Javier Andreu Pintado
Catedrático de Historia Antigua y director del Diploma de Arqueología
A mis estudiantes de “Epigrafía e instituciones romanas” del Diploma de Arqueología de la Universidad de Navarra suelo recordarles el valor de la palabra escrita sobre soporte duro en Roma, haciendo hincapié en que cada nueva inscripción hace latir más deprisa el corazón de los historiadores.
Les explico que las inscripciones nos cuentan historias, muy condensadas pero apasionantes, y que es esa elocuencia la que nos permite conocer muchos aspectos de cuando, en Navarra, fuimos romanos. Bien lo sabemos en Los Bañales de Uncastillo y en Santa Criz de Eslava donde sus repertorios epigráficos –con diferencia los más generosos del antiguo territorio vascón– nos permiten caracterizar los entresijos de la sociedad de hace 2,000 años.
Suelo recordarles el valor de la palabra escrita sobre soporte duro en Roma.
Ese appeal de las inscripciones lo hemos vuelto a palpar estos días. Uno de los filólogos que se mostró más prudente con la interpretación vascónica de la mano de Irulegi advertía al equipo que, del CSIC de Mérida, excava en El Turuñuelo de Guareña (Bajadoz), de la presencia de un signario tartésico (de hace cerca de 3 mil años) en una pizarra con escenas de guerreros que presentaban como hallazgo de su nueva campaña de excavaciones.

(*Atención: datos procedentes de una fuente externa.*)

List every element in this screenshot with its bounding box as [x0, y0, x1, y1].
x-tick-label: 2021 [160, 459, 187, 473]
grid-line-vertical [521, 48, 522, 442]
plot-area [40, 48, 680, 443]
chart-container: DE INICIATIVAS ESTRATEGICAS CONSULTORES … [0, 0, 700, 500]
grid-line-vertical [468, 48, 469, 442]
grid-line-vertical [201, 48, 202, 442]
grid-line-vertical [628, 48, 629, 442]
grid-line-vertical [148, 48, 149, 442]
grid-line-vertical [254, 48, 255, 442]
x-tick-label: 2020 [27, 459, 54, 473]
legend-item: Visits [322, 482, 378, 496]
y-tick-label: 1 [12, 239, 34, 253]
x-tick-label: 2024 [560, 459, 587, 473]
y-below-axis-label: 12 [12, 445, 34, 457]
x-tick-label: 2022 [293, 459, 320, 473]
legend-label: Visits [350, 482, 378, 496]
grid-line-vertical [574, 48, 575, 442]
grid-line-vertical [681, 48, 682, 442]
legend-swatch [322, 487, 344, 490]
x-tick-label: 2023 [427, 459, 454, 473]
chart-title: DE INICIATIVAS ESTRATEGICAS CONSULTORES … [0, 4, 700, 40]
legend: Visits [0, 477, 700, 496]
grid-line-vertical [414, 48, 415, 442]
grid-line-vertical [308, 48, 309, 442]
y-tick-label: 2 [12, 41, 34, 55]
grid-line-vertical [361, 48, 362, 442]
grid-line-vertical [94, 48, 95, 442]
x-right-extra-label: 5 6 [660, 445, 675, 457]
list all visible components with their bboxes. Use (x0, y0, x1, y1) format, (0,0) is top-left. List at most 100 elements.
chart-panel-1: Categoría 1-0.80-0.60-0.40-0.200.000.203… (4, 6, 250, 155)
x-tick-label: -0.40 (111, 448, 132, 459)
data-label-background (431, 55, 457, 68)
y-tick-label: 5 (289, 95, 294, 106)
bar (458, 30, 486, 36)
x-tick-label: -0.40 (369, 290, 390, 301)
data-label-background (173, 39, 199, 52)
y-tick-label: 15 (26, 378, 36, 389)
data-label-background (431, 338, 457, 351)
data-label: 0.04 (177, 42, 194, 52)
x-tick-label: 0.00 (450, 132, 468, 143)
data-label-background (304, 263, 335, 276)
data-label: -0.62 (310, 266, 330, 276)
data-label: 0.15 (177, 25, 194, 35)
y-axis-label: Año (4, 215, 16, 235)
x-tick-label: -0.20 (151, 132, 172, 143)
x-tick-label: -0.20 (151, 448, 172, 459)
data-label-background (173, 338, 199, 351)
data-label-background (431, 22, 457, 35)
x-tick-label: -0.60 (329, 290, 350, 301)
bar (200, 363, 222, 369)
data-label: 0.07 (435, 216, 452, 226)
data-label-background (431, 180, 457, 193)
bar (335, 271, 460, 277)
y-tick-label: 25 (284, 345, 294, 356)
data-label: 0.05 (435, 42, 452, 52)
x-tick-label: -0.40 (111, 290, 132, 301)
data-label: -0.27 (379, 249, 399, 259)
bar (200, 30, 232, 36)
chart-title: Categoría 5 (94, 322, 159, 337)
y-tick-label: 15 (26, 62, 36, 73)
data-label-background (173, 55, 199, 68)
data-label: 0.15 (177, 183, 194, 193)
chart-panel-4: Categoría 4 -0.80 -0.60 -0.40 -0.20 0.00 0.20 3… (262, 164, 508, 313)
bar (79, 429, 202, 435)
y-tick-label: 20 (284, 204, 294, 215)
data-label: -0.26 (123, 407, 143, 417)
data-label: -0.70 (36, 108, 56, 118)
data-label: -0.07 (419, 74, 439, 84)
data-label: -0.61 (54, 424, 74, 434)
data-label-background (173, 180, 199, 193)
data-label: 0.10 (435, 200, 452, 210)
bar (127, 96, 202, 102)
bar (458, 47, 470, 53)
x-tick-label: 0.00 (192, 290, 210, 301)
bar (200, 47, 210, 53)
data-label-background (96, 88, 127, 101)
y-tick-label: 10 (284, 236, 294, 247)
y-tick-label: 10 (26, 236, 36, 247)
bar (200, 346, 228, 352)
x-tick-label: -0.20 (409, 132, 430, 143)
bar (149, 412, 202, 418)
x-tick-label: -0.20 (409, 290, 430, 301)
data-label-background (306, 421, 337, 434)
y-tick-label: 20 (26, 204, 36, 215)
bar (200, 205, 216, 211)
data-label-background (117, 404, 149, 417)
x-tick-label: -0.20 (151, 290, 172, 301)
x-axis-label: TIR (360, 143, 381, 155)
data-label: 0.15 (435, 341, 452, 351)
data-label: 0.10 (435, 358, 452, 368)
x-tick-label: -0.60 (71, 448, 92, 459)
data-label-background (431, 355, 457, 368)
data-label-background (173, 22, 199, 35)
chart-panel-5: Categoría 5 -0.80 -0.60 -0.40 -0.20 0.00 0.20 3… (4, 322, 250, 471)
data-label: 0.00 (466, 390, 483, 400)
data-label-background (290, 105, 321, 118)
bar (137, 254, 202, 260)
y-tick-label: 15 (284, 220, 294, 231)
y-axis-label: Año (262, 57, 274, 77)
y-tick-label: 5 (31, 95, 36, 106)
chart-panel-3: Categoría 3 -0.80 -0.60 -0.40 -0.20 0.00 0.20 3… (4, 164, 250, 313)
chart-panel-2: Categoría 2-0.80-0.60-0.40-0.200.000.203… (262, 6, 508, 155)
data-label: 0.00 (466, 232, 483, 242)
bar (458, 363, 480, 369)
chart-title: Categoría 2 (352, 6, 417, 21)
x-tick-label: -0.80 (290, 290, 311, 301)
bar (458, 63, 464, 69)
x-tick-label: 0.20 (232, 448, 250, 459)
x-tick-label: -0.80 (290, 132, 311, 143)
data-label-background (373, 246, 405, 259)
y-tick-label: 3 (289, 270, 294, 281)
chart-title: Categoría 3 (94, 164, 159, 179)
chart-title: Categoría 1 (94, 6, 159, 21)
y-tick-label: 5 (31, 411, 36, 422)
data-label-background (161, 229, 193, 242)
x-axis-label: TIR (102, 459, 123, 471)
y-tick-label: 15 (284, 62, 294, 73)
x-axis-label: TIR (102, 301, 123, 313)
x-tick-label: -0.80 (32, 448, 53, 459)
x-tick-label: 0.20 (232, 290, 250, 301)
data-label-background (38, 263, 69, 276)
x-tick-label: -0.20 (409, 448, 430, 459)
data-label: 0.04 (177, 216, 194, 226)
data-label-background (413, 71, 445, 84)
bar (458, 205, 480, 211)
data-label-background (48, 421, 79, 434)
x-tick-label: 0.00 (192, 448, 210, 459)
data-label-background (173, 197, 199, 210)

El pasado sábado, en Navarra, los Vascones volvían a la palestra mediática con la presentación, por parte de la Sociedad de Ciencias Aranzadi, del hallazgo, en Larunbe, de un hermoso altar de piedra con cinco líneas de texto y dedicado a la divinidad vascona Larrahe que ya conocíamos por otras atestiguaciones más meridionales y que se convierte ahora en la deidad indígena mejor representada en el territorio vascón. La pieza, del siglo I d. C., documenta el voto que una mujer, Valeria Vitella, hizo a esta divinidad.